They reduce the loading time of GTA V by 70%, what has Rockstar done wrong?


The charging time of GTA V Online is very, very long, no matter how fast or powerful is your PC. The game world is large, complex and constantly updated, but should that mean that the loading time must be that long despite the fact that we are talking about a game that is almost six years old on PC?

This weekend a programmer named T0ST discovered a way to shorten the loading time of GTA Online by almost 70%, reducing the time we have to wait to enter the game from exactly six minutes to 1 minute and 50 seconds. This has been achieved using a fairly old PC, with an AMD FX-8350 processor and SSD storage, showing that Rockstar has not done its job well.

The problem of loading time in GTA V

GTA V Online is almost six years old now but it still receives constant updates, and for the new next-generation version on PlayStation 5 and Xbox Series X Rockstar should look for ways to make the game loading time much faster to do better. use of available hardware. This, in fact, is true for both PC and consoles.

A short summary of the problem is that GTA V has a single-threaded CPU bottleneck, and it struggles to work through a 10MB JSON file and then wastes time with an extremely slow data verification system than the one. T0ST programmer claims it is useless.

Since AMD's FX-8350 is a very underpowered processor by today's standards and offers poor single-threaded performance compared to Intel processors of that time, T0ST issues are less common on more modern systems. That said, the improved single-threaded performance on modern CPUs will still need to waste a lot of time on these same processes, making the T0ST fixes very valuable to Rockstar in their next efforts for GTA V Online.

The first of GTA Online's problems is that it has difficulty working with a 10MB JSON file that contains about 63,000 items. Interestingly, GTA V reads this file 63,000 times during loading time, resulting in a large amount of wasted time. While each read is very fast, flipping through the file 63,000 times adds up to a large number of wasted CPU cycles and creates longer load times than necessary.

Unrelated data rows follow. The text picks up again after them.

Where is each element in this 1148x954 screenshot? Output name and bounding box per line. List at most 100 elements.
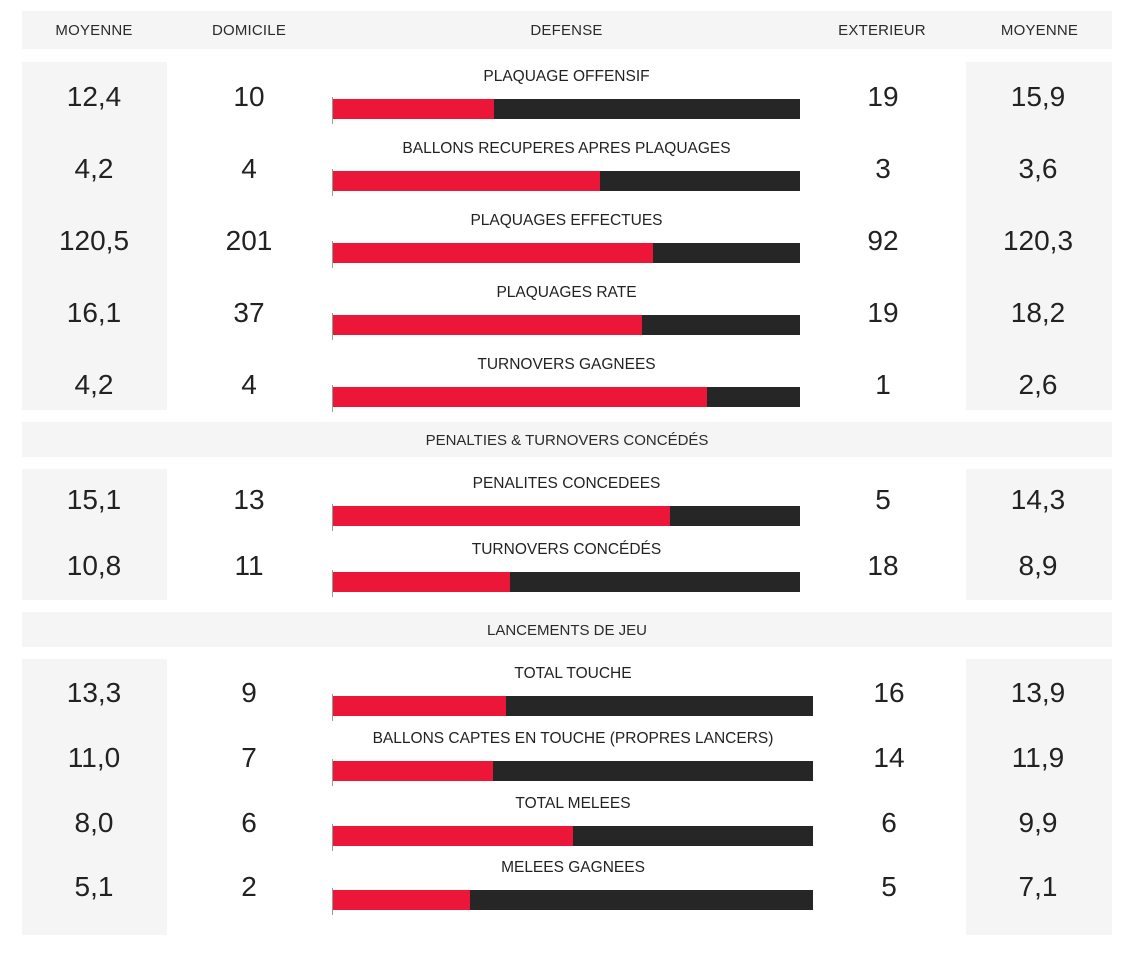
header-home: DOMICILE: [211, 22, 287, 39]
away-value: 18: [867, 550, 899, 581]
avg-home-value: 5,1: [74, 871, 114, 902]
stat-bar: [333, 572, 800, 592]
avg-home-value: 12,4: [66, 81, 122, 112]
stat-bar: [333, 387, 800, 407]
header-avg-home: MOYENNE: [55, 22, 133, 39]
stat-bar: [333, 890, 813, 910]
avg-away-panel-penalties: [966, 469, 1112, 600]
bar-tick: [332, 888, 333, 915]
stat-bar: [333, 99, 800, 119]
bar-tick: [332, 169, 333, 196]
stat-bar-home-fill: [333, 99, 495, 119]
stat-label: PENALITES CONCEDEES: [472, 475, 661, 492]
away-value: 5: [875, 484, 891, 515]
stat-label: TURNOVERS GAGNEES: [477, 356, 656, 373]
stat-label: TOTAL MELEES: [515, 795, 631, 812]
home-value: 10: [233, 81, 265, 112]
avg-home-value: 16,1: [66, 297, 122, 328]
bar-tick: [332, 694, 333, 721]
avg-away-value: 18,2: [1010, 297, 1066, 328]
stat-label: BALLONS CAPTES EN TOUCHE (PROPRES LANCER…: [372, 730, 774, 747]
bar-tick: [332, 504, 333, 531]
stat-label: PLAQUAGE OFFENSIF: [483, 68, 650, 85]
section-title-lineouts: LANCEMENTS DE JEU: [22, 612, 1112, 647]
avg-home-value: 4,2: [74, 369, 114, 400]
bar-tick: [332, 385, 333, 412]
away-value: 92: [867, 225, 899, 256]
home-value: 13: [233, 484, 265, 515]
home-value: 4: [241, 153, 257, 184]
stat-bar-home-fill: [333, 761, 493, 781]
stat-bar-home-fill: [333, 572, 510, 592]
home-value: 4: [241, 369, 257, 400]
avg-home-value: 13,3: [66, 677, 122, 708]
header-avg-away: MOYENNE: [1000, 22, 1079, 39]
stat-label: MELEES GAGNEES: [501, 859, 645, 876]
home-value: 2: [241, 871, 257, 902]
stat-bar: [333, 171, 800, 191]
stat-label: BALLONS RECUPERES APRES PLAQUAGES: [402, 140, 731, 157]
stat-label: PLAQUAGES EFFECTUES: [470, 212, 663, 229]
stat-label: TURNOVERS CONCÉDÉS: [471, 541, 662, 558]
home-value: 7: [241, 742, 257, 773]
home-value: 11: [234, 550, 264, 581]
stat-bar-home-fill: [333, 890, 471, 910]
stat-label: TOTAL TOUCHE: [514, 665, 632, 682]
away-value: 16: [873, 677, 905, 708]
avg-home-value: 11,0: [67, 742, 121, 773]
avg-away-panel-defense: [966, 62, 1112, 410]
avg-home-value: 4,2: [74, 153, 114, 184]
home-value: 37: [233, 297, 265, 328]
avg-home-value: 120,5: [58, 225, 130, 256]
bar-tick: [332, 824, 333, 851]
avg-home-panel-defense: [22, 62, 167, 410]
stat-bar-home-fill: [333, 826, 573, 846]
avg-away-value: 13,9: [1010, 677, 1066, 708]
stat-bar: [333, 696, 813, 716]
section-title-penalties: PENALTIES & TURNOVERS CONCÉDÉS: [22, 422, 1112, 457]
avg-away-value: 14,3: [1010, 484, 1066, 515]
home-value: 201: [225, 225, 273, 256]
avg-away-value: 3,6: [1018, 153, 1058, 184]
avg-home-value: 15,1: [66, 484, 122, 515]
away-value: 19: [867, 81, 899, 112]
avg-home-panel-lineouts: [22, 659, 167, 935]
bar-tick: [332, 570, 333, 597]
away-value: 3: [875, 153, 891, 184]
bar-tick: [332, 313, 333, 340]
stat-bar-home-fill: [333, 506, 671, 526]
bar-tick: [332, 241, 333, 268]
avg-home-value: 10,8: [66, 550, 122, 581]
stat-bar-home-fill: [333, 696, 506, 716]
header-defense: DEFENSE: [530, 22, 603, 39]
bar-tick: [332, 759, 333, 786]
home-value: 9: [241, 677, 257, 708]
avg-away-value: 120,3: [1002, 225, 1074, 256]
stat-bar: [333, 506, 800, 526]
bar-tick: [332, 97, 333, 124]
avg-home-value: 8,0: [74, 807, 114, 838]
table-header: MOYENNE DOMICILE DEFENSE EXTERIEUR MOYEN…: [22, 11, 1112, 49]
away-value: 1: [875, 369, 891, 400]
avg-away-value: 7,1: [1018, 871, 1058, 902]
avg-home-panel-penalties: [22, 469, 167, 600]
away-value: 19: [867, 297, 899, 328]
stat-bar: [333, 315, 800, 335]
avg-away-panel-lineouts: [966, 659, 1112, 935]
avg-away-value: 8,9: [1018, 550, 1058, 581]
avg-away-value: 2,6: [1018, 369, 1058, 400]
avg-away-value: 9,9: [1018, 807, 1058, 838]
avg-away-value: 15,9: [1010, 81, 1066, 112]
stat-label: PLAQUAGES RATE: [496, 284, 637, 301]
home-value: 6: [241, 807, 257, 838]
stat-bar-home-fill: [333, 171, 600, 191]
stat-bar-home-fill: [333, 387, 707, 407]
stat-bar-home-fill: [333, 315, 642, 335]
away-value: 5: [881, 871, 897, 902]
header-away: EXTERIEUR: [838, 22, 926, 39]
away-value: 14: [873, 742, 905, 773]
stat-bar: [333, 243, 800, 263]
away-value: 6: [881, 807, 897, 838]
stat-bar-home-fill: [333, 243, 654, 263]
avg-away-value: 11,9: [1011, 742, 1065, 773]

The second problem with GTA Online is that the game also checks its calculations for repeated values, even though the JSON list does not contain them. Since the list has 63,000 values, T0ST believes that GTA Online needs to perform 1,984,531,500 cross-checks, all of which are useless. All entries in that file are unique, which completely eliminates the need for this cross-check.

To reduce GTA Online's loading time by nearly 70%, T0ST created two fixes that mitigate these issues, which it states should be considered by Rockstar. Given that GTA 5 has over 100,000 concurrent players on Steam on a daily basis, the time-saving benefits would be huge. If 100,000 players could load the game in 1 minute, the time savings would be 69.4 days.

The solution to the problem

T0ST's solution consists of two parts, both described on his blog. The first is a bypass of the game's duplication check, eliminating this unnecessary task. With this alone, it is possible to reduce the loading time by approximately 30%.

The second solution is a patch for the game's JSON parser, which caches the start and length of the JSON file. This change allows GTA Online to read the file once and view the cached response without having to reread the file, so instead of reading the file 63,000 times, it reads it once and caches it. This fix reduced the loading time of GTA V from six to two minutes and 50 seconds.

When both solutions are combined, the loading times were reduced from six minutes to one minute and fifty seconds, and that taking into account that the PC used is far from being fast and modern, so in a current gaming PC we could probably talk to load the game in just half a minute. The code for these fixes is available on Github, although GTA Online players should not use it as the anti-cheat system might see it as a cheat. This is precisely why Rockstar should implement these changes itself.

Rockstar, please fix your game

GTA Online is still incredibly popular on both PC and consoles even though it is now six years old, and T0ST claims its fixes could be implemented by a single Rockstar developer in a single day, so the effort would be minimal. especially considering the benefits. With this in mind, Rockstar should consider the implementation of this solution a no-brainer.

The shorter load times are sure to attract more PC gamers to play again, and existing players will benefit from a much shorter load time and therefore more actual game time.

If these corrections can also be brought to the console, and especially to the new generation, the saving of human time combining these corrections would be even more considerable. The faster loading times for the new version on next-gen consoles would certainly be a huge improvement for everyone.